Under the leadership of its principal investigator, Katherine Luzuriaga, MD, director of the UMass Center for Clinical and Translational Science, vice provost for clinical and translational research and global health, and the inaugural recipient of the UMass Memorial Health Care Chair in Biomedical Research, the CTSA has been critical to helping UMMS maximize the impact of its research on the health of local communities and the region.

“As part of an elite group of prominent research institutions working to move laboratory discoveries into treatments for patients; engage communities in clinical research; and train a new generation of researchers, the five-campus UMass CCTS is a strongly collaborative partnership across the commonwealth that is having real impact on public and community health,” Collins said.

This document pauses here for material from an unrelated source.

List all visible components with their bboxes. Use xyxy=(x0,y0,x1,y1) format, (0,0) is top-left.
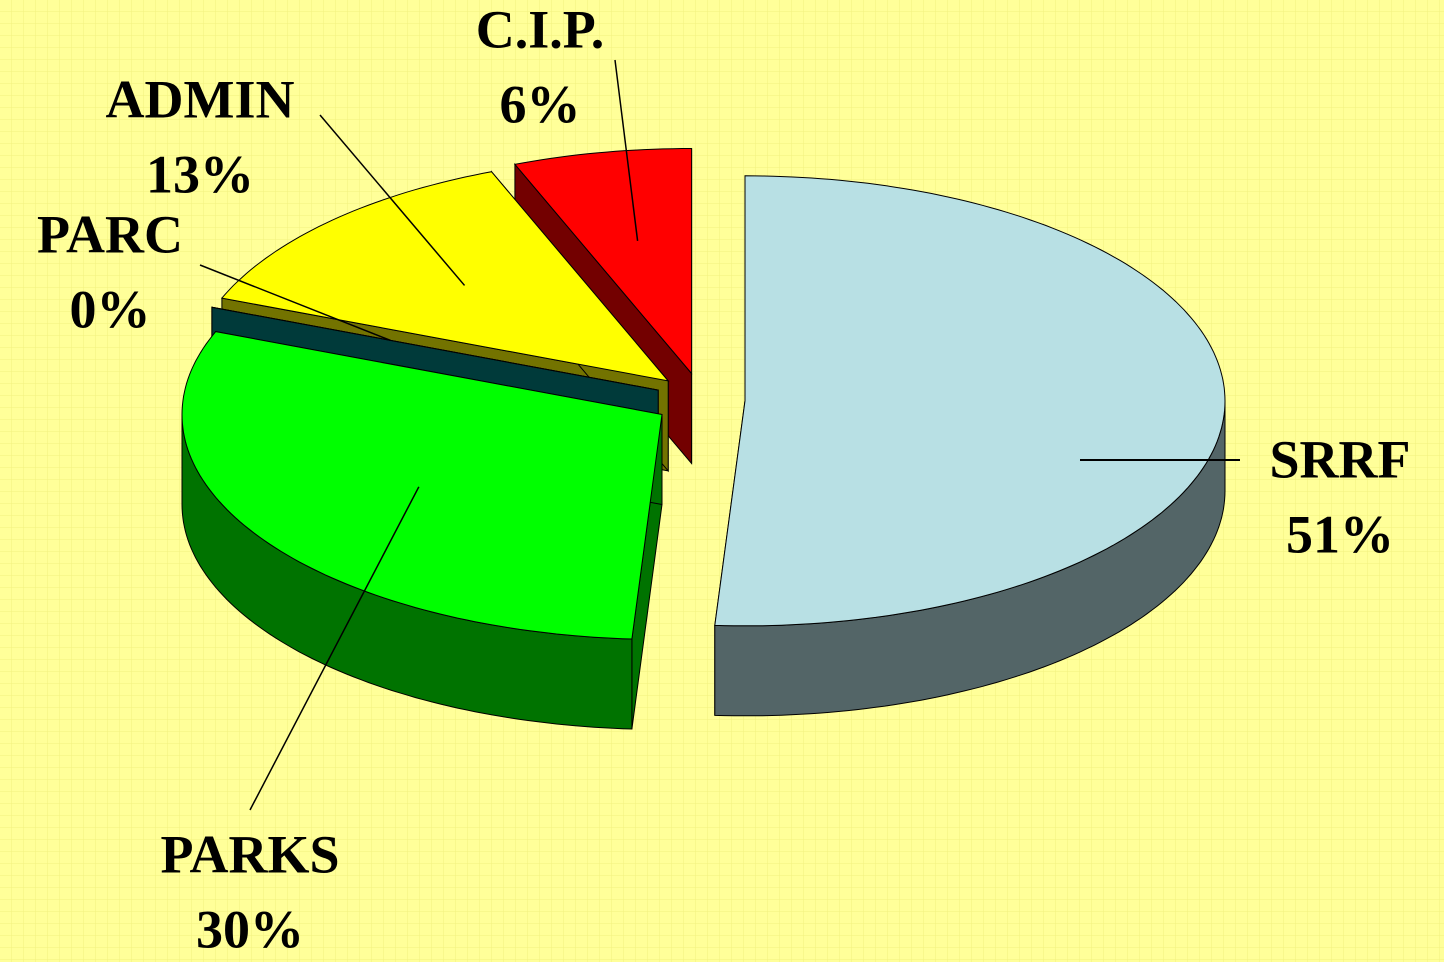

“The renewal of the CTSA is an important validation of our strongly collaborative partnership with UMass Memorial, which has played a key role in supporting and nurturing clinical and translational sciences,” said Terence R. Flotte, MD, executive deputy chancellor, provost and dean of the school of medicine. “With the renewal, our important work in this area can continue on the trajectory outlined in our academic health sciences center strategic plan.”

Investments in clinical and translational research infrastructure and outreach have had a substantial impact on the UMMS mission in areas such as population health, RNA biology, gene therapy, diabetes, cardiovascular health, bioinformatics and neurotherapeutics.

“We have become more integrated and interdisciplinary and our work in community engagement, cross-campus collaboration and faculty development has been enhanced by these investments,” Collins said. “With this renewal, the NIH has recognized the success of these investments and challenged us to move forward aggressively.”

“This is an important validation of the work of so many individuals on this campus and across the UMass system, especially Dr. Luzuriaga and the UMass CCTS leadership committees and core directors,” Dr. Flotte said. “Just as importantly, the faculty here at UMMS and across the system who have embraced the challenge to accelerate the translation of fundamental discoveries into the clinic should be proud of the work they are doing to create new networks of clinical research and health care delivery in central New England and foster and promote careers in clinical and translational research.”